Dictionary.com defines a spoiler as “information about a plot or event in a movie, book, or show that may spoil the suspense or surprise.”
Wikipedia says that a spoiler is “a comment which discloses plot details of a book, play, video game, film, or other narrative content.”

All of those sound like fair definitions, but none of them really get to the root of what a spoiler actually is.  Is it a spoiler to mention who gets chosen in a love triangle?  (I think so.)  Is providing a brief plot summary a spoiler?  (Not to me.)  What about getting into problems with world building?  (A gray area, maybe.)
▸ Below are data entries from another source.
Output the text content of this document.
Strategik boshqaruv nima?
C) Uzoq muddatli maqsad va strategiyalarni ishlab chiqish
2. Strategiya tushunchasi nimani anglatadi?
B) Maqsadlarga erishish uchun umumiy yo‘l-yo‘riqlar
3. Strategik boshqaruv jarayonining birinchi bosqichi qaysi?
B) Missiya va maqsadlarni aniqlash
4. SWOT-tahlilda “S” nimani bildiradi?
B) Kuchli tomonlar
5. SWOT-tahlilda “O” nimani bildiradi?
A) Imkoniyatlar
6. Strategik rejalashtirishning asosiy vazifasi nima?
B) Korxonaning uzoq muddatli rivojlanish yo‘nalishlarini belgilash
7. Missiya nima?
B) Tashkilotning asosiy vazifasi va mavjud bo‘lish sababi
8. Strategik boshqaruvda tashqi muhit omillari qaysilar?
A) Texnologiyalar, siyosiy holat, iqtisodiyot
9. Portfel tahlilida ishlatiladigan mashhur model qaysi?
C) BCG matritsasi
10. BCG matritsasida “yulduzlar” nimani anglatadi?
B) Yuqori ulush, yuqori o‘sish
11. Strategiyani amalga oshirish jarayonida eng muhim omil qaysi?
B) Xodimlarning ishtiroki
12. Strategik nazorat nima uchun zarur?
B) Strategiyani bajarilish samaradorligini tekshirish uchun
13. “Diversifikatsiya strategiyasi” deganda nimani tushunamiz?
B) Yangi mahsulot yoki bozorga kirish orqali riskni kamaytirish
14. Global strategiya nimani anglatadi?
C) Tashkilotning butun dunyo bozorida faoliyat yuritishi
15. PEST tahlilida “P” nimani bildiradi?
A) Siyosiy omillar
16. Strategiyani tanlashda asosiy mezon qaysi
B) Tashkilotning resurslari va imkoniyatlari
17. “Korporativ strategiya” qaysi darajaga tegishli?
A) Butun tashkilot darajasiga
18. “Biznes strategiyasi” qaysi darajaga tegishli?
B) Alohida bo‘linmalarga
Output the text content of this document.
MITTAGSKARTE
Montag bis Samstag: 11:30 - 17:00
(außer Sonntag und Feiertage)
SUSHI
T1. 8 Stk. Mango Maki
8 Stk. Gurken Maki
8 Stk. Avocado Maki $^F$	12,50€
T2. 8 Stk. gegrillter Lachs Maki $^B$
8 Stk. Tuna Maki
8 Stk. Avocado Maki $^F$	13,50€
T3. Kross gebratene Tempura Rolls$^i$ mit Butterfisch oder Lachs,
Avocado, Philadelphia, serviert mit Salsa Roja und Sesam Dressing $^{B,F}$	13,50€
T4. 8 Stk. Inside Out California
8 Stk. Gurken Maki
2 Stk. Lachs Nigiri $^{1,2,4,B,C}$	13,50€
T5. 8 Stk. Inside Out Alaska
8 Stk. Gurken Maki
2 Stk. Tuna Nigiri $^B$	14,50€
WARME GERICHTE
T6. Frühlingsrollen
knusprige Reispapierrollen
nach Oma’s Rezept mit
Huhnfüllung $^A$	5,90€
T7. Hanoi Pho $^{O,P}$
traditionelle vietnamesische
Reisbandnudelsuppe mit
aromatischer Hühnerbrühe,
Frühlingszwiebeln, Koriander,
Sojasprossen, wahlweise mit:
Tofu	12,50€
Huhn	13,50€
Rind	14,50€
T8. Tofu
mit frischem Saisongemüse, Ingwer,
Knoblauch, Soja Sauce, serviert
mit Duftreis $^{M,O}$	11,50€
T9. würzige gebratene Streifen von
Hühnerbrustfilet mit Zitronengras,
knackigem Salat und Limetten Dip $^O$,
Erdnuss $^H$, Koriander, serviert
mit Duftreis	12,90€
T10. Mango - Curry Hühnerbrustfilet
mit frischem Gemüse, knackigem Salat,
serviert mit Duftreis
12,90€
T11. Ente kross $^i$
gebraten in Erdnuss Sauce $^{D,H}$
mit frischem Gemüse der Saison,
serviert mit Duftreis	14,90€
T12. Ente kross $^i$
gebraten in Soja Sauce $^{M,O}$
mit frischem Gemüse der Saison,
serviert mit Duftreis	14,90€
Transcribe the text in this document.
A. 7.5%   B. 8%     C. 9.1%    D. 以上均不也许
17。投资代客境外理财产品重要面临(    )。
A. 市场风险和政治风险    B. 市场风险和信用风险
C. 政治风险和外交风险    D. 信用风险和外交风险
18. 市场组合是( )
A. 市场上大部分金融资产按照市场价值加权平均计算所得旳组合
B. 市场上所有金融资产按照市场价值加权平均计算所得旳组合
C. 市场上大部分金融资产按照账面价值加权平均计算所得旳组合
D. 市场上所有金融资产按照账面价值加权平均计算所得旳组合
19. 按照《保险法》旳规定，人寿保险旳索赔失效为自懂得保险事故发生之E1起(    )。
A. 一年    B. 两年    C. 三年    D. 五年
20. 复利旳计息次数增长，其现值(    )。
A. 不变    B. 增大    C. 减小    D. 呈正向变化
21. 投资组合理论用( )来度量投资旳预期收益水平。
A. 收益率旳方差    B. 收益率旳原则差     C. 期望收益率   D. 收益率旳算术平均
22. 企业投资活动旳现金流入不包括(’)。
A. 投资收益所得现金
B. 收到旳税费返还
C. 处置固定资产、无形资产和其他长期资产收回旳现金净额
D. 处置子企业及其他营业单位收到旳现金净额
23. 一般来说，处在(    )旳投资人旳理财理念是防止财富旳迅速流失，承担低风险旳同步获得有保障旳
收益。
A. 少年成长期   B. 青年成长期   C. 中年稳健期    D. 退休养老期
For me, anything in the blurb is fair game.  (And if the publisher chooses to reveal the entire plot in the blurb, well, take that up with them.)  I also think that some small details are okay to mention.  I don’t mention plot twists.  I don’t give any details about how a book ends.  I usually don’t talk about anything major that happens in the second half of the book.  My deciding factor, though, is whether I would have enjoyed the book as much had I known beforehand that this thing happened.  If yes, then I’ll talk about it.  If no, then it’s off limits.

How do you feel about spoilers?  Do you avoid them at all costs or do you actively seek them out?  Do you like to use spoilers in your reviews or are you mostly spoiler-free?